本发明的另一个目的是提供一种硫化镍-石墨相氮化碳异质结光触媒纤维的制备方法,具有降解有机污染物,抑制和杀灭细菌以及净化空气的特点。
本发明所采用的第一个技术方案是,一种硫化镍-石墨相氮化碳异质结光触媒纤维,石墨相氮化碳呈现出二维的薄片状结构,硫化镍纳米颗粒分散在石墨相氮化碳的表面上,硫化镍-石墨相氮化碳光触媒一部分嵌入纤维的内部,一部分裸露在外。
本发明所采用的另一个技术方案是,一种硫化镍-石墨相氮化碳异质结光触媒纤维的制备方法,用于制备硫化镍-石墨相氮化碳异质结光触媒纤维,具体按照以下步骤实施:
步骤1、配制g-C3N4悬浊液,称取g-C3N4放入去离子水中,搅拌分散均匀;
步骤2、分散均匀后,向步骤1所得的g-C3N4悬浊液中加入硝酸镍溶液与硫化钠溶液,常温搅拌反应,得到混合溶液;
步骤3、过滤混合溶液得到沉淀物,使用无水乙醇和去离子水离心洗涤沉淀物,直至洗涤液至中性,烘干后研磨成粉末,得到硫化镍-石墨相氮化碳异质结光触媒;
步骤4、称取聚对苯二甲酸乙二醇酯切粒与步骤3所得的硫化镍-石墨相氮化碳光触媒加入六氟异丙醇中,得到光触媒乳浊液,超声分散10~120分钟;
步骤5、对所述所得的乳浊液进行静电纺丝,将产物加入将含有NaOH和CTAB的水溶液进行水浴加热后,再用去离子水和无水乙醇对所述产物进行洗涤,烘干后得到硫化镍-石墨相氮化碳光触媒纤维。
本发明的特点还在于:
步骤1的g-C3N4悬浊液中g-C3N4与去离子水固液比为0.01~10g:5~200mL。
步骤2常温搅拌8~24小时。
步骤2的g-C3N4悬浊液与硝酸镍溶液体积比为5~200:0.01~5,所述硝酸镍溶液的浓度为0.01~5mmol/L。

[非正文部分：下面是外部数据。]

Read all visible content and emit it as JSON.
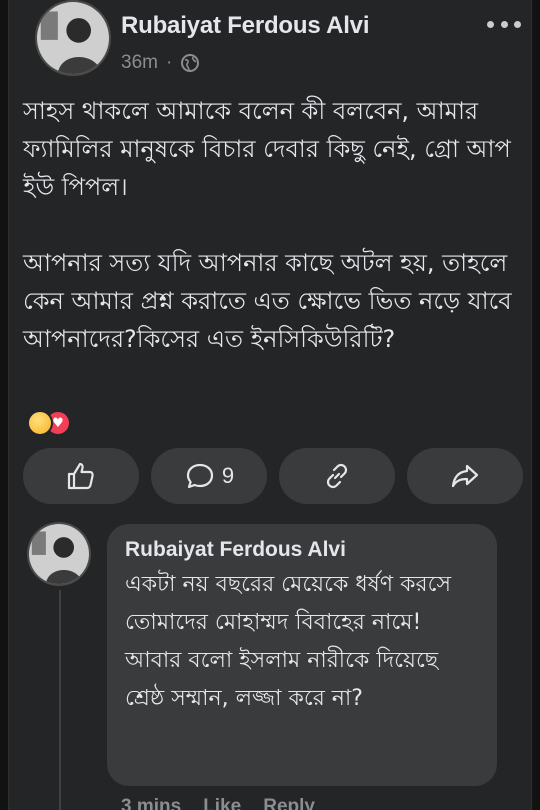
{
  "post": {
    "author": "Rubaiyat Ferdous Alvi",
    "time": "36m",
    "separator": "·",
    "privacy_icon": "globe-icon",
    "more_icon": "more-horizontal-icon",
    "paragraph_1": "সাহস থাকলে আমাকে বলেন কী বলবেন, আমার ফ্যামিলির মানুষকে বিচার দেবার কিছু নেই, গ্রো আপ ইউ পিপল।",
    "paragraph_2": "আপনার সত্য যদি আপনার কাছে অটল হয়, তাহলে কেন আমার প্রশ্ন করাতে এত ক্ষোভে ভিত নড়ে যাবে আপনাদের?কিসের এত ইনসিকিউরিটি?",
    "reactions": [
      "haha-reaction-icon",
      "love-reaction-icon"
    ]
  },
  "actions": {
    "like_icon": "thumbs-up-icon",
    "comment_icon": "comment-icon",
    "comment_count": "9",
    "share_link_icon": "link-icon",
    "share_icon": "share-arrow-icon"
  },
  "comment": {
    "author": "Rubaiyat Ferdous Alvi",
    "text": "একটা নয় বছরের মেয়েকে ধর্ষণ করসে তোমাদের মোহাম্মদ বিবাহের নামে! আবার বলো ইসলাম নারীকে দিয়েছে শ্রেষ্ঠ সম্মান, লজ্জা করে না?",
    "footer_time": "3 mins",
    "footer_like": "Like",
    "footer_reply": "Reply"
  },
  "colors": {
    "background": "#242526",
    "bubble": "#3a3b3c",
    "text": "#e4e6eb",
    "muted": "#8a8d91",
    "love": "#f33e58",
    "haha": "#f7b125"
  }
}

步骤2的加入的硫化钠溶液与硝酸镍体积比为0.1~1.2:1,硫化钠溶液浓度为0.1mmol/L。
步骤3的烘干时间为12~24h,烘干为50~80℃。
步骤4的聚对苯二甲酸乙二醇酯与硫化镍-石墨相氮化碳光触媒质量比为0.1~10:0.01~1,聚对苯二甲酸乙二醇酯与六氟异丙醇固液比为0.5~50g:3~300mL,硫化镍-石墨相氮化碳光触媒与六氟异丙醇固液比为0.05~5g:3~300mL。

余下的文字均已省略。